On Thursday, Smriti Irani was replying to a debate on the JNU case and the suicide of Hyderabad student Rohith Vemula, incidents cited by the opposition as examples of the government trying to suppress dissent.
To demonstrate what she called the "depraved mentality" of a section of JNU students, the education minister started reading from a pamphlet allegedly circulated on campus, which had derogatory references to Goddess Durga. She also said "Mahishasur Martyrdom Day" was observed by students.
Ms Irani said today: "These are not documents of the government, I read it because I was asked to explain what is the proof. I would also like to say that I am a practicing Hindu, I am a Durga worshipper, I say it with a lot of pain what is free speech that certain political entities are giving respectability to."
CPM leader Sitaram Yechury questioned: "Why are Gods and demons being discussed in this house?
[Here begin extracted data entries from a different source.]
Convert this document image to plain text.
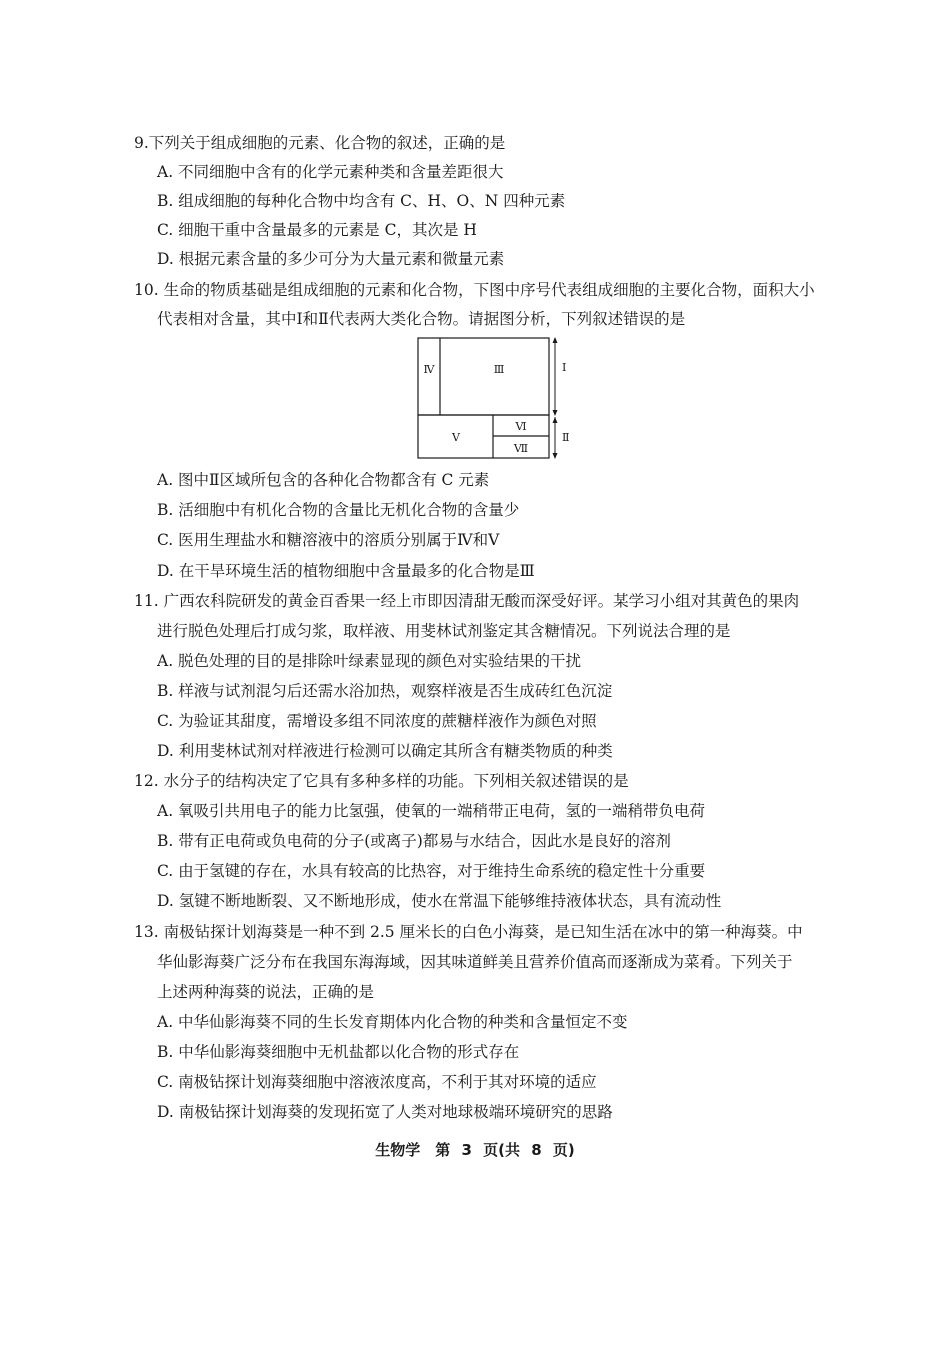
9.下列关于组成细胞的元素、化合物的叙述，正确的是
A. 不同细胞中含有的化学元素种类和含量差距很大
B. 组成细胞的每种化合物中均含有 C、H、O、N 四种元素
C. 细胞干重中含量最多的元素是 C，其次是 H
D. 根据元素含量的多少可分为大量元素和微量元素
10. 生命的物质基础是组成细胞的元素和化合物，下图中序号代表组成细胞的主要化合物，面积大小
代表相对含量，其中Ⅰ和Ⅱ代表两大类化合物。请据图分析，下列叙述错误的是
Ⅳ	Ⅲ	Ⅰ
Ⅴ
Ⅵ
Ⅶ
Ⅱ
A. 图中Ⅱ区域所包含的各种化合物都含有 C 元素
B. 活细胞中有机化合物的含量比无机化合物的含量少
C. 医用生理盐水和糖溶液中的溶质分别属于Ⅳ和Ⅴ
D. 在干旱环境生活的植物细胞中含量最多的化合物是Ⅲ
11. 广西农科院研发的黄金百香果一经上市即因清甜无酸而深受好评。某学习小组对其黄色的果肉
进行脱色处理后打成匀浆，取样液、用斐林试剂鉴定其含糖情况。下列说法合理的是
A. 脱色处理的目的是排除叶绿素显现的颜色对实验结果的干扰
B. 样液与试剂混匀后还需水浴加热，观察样液是否生成砖红色沉淀
C. 为验证其甜度，需增设多组不同浓度的蔗糖样液作为颜色对照
D. 利用斐林试剂对样液进行检测可以确定其所含有糖类物质的种类
12. 水分子的结构决定了它具有多种多样的功能。下列相关叙述错误的是
A. 氧吸引共用电子的能力比氢强，使氧的一端稍带正电荷，氢的一端稍带负电荷
B. 带有正电荷或负电荷的分子(或离子)都易与水结合，因此水是良好的溶剂
C. 由于氢键的存在，水具有较高的比热容，对于维持生命系统的稳定性十分重要
D. 氢键不断地断裂、又不断地形成，使水在常温下能够维持液体状态，具有流动性
13. 南极钻探计划海葵是一种不到 2.5 厘米长的白色小海葵，是已知生活在冰中的第一种海葵。中
华仙影海葵广泛分布在我国东海海域，因其味道鲜美且营养价值高而逐渐成为菜肴。下列关于
上述两种海葵的说法，正确的是
A. 中华仙影海葵不同的生长发育期体内化合物的种类和含量恒定不变
B. 中华仙影海葵细胞中无机盐都以化合物的形式存在
C. 南极钻探计划海葵细胞中溶液浓度高，不利于其对环境的适应
D. 南极钻探计划海葵的发现拓宽了人类对地球极端环境研究的思路
生物学　第 3 页(共 8 页)
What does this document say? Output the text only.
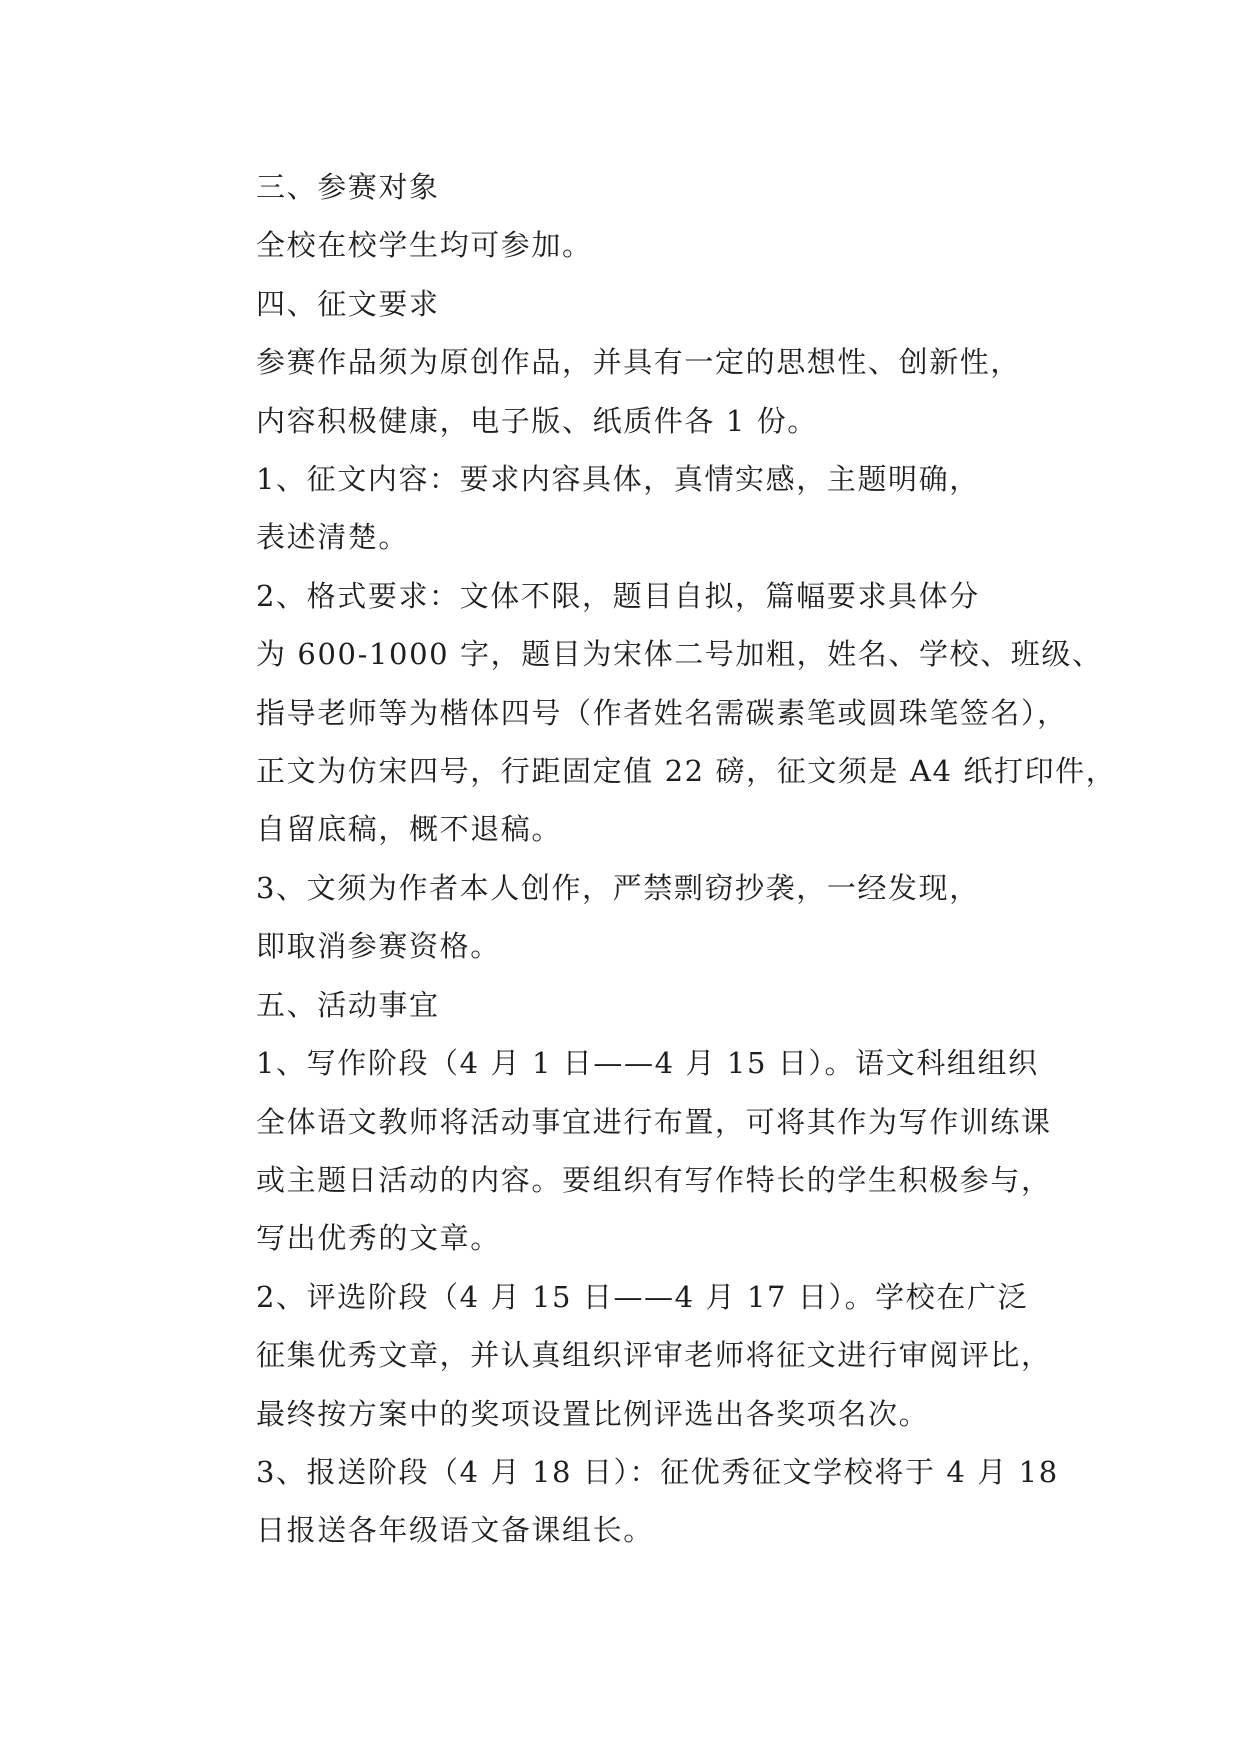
三、参赛对象
全校在校学生均可参加。
四、征文要求
参赛作品须为原创作品，并具有一定的思想性、创新性，
内容积极健康，电子版、纸质件各 1 份。
1、征文内容：要求内容具体，真情实感，主题明确，
表述清楚。
2、格式要求：文体不限，题目自拟，篇幅要求具体分
为 600-1000 字，题目为宋体二号加粗，姓名、学校、班级、
指导老师等为楷体四号（作者姓名需碳素笔或圆珠笔签名），
正文为仿宋四号，行距固定值 22 磅，征文须是 A4 纸打印件，
自留底稿，概不退稿。
3、文须为作者本人创作，严禁剽窃抄袭，一经发现，
即取消参赛资格。
五、活动事宜
1、写作阶段（4 月 1 日——4 月 15 日）。语文科组组织
全体语文教师将活动事宜进行布置，可将其作为写作训练课
或主题日活动的内容。要组织有写作特长的学生积极参与，
写出优秀的文章。
2、评选阶段（4 月 15 日——4 月 17 日）。学校在广泛
征集优秀文章，并认真组织评审老师将征文进行审阅评比，
最终按方案中的奖项设置比例评选出各奖项名次。
3、报送阶段（4 月 18 日）：征优秀征文学校将于 4 月 18
日报送各年级语文备课组长。
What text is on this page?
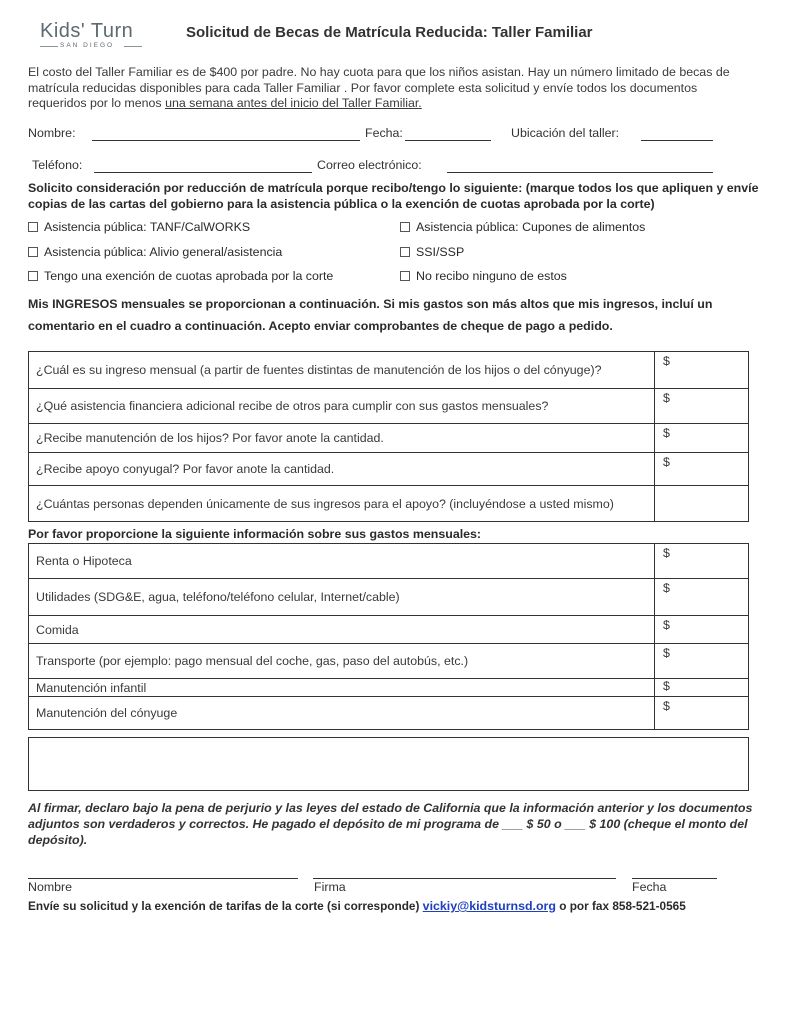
Kids' Turn
SAN DIEGO
Solicitud de Becas de Matrícula Reducida: Taller Familiar
El costo del Taller Familiar es de $400 por padre. No hay cuota para que los niños asistan. Hay un número limitado de becas de matrícula reducidas disponibles para cada Taller Familiar . Por favor complete esta solicitud y envíe todos los documentos requeridos por lo menos una semana antes del inicio del Taller Familiar.
Nombre:	Fecha:	Ubicación del taller:
Teléfono:	Correo electrónico:
Solicito consideración por reducción de matrícula porque recibo/tengo lo siguiente: (marque todos los que apliquen y envíe copias de las cartas del gobierno para la asistencia pública o la exención de cuotas aprobada por la corte)
Asistencia pública: TANF/CalWORKS	Asistencia pública: Cupones de alimentos
Asistencia pública: Alivio general/asistencia	SSI/SSP
Tengo una exención de cuotas aprobada por la corte	No recibo ninguno de estos
Mis INGRESOS mensuales se proporcionan a continuación. Si mis gastos son más altos que mis ingresos, incluí un comentario en el cuadro a continuación. Acepto enviar comprobantes de cheque de pago a pedido.
¿Cuál es su ingreso mensual (a partir de fuentes distintas de manutención de los hijos o del cónyuge)?	$
¿Qué asistencia financiera adicional recibe de otros para cumplir con sus gastos mensuales?	$
¿Recibe manutención de los hijos? Por favor anote la cantidad.	$
¿Recibe apoyo conyugal? Por favor anote la cantidad.	$
¿Cuántas personas dependen únicamente de sus ingresos para el apoyo? (incluyéndose a usted mismo)	
Por favor proporcione la siguiente información sobre sus gastos mensuales:
Renta o Hipoteca	$
Utilidades (SDG&E, agua, teléfono/teléfono celular, Internet/cable)	$
Comida	$
Transporte (por ejemplo: pago mensual del coche, gas, paso del autobús, etc.)	$
Manutención infantil	$
Manutención del cónyuge	$
Al firmar, declaro bajo la pena de perjurio y las leyes del estado de California que la información anterior y los documentos adjuntos son verdaderos y correctos. He pagado el depósito de mi programa de ___ $ 50 o ___ $ 100 (cheque el monto del depósito).
Nombre	Firma	Fecha
Envíe su solicitud y la exención de tarifas de la corte (si corresponde) vickiy@kidsturnsd.org o por fax 858-521-0565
Why is all this being brought up here and mayhem being created in the country?"
Attacking the government on the Rohith Vemula case, BSP leader Mayawati had earlier reminded Smriti Irani of her vow to "cut off her head" if her reply to the house was not satisfactory. "No, I am not satisfied with your reply. Will you now keep your promise?" Mayawati said.
The minister replied, "I appeal to BSP workers to come and take away my head. If you are not satisfied, I will cut my head and lay it at your feet."
The opposition had said this morning that Ms Irani must apologise or the house would not run. Deputy Chairman PJ Kurien said he would examine the remarks and have them removed if they were blasphemous.
For three days in Parliament, the government and the opposition have exchanged allegations linked to JNU students who have been charged with sedition over an event on February 9 in support of Parliament attack convict Afzal Guru, during which anti-India slogans were raised.
The fight and multiple disruptions threaten to hold up important legislation including the GST or Goods and Services Tax bill.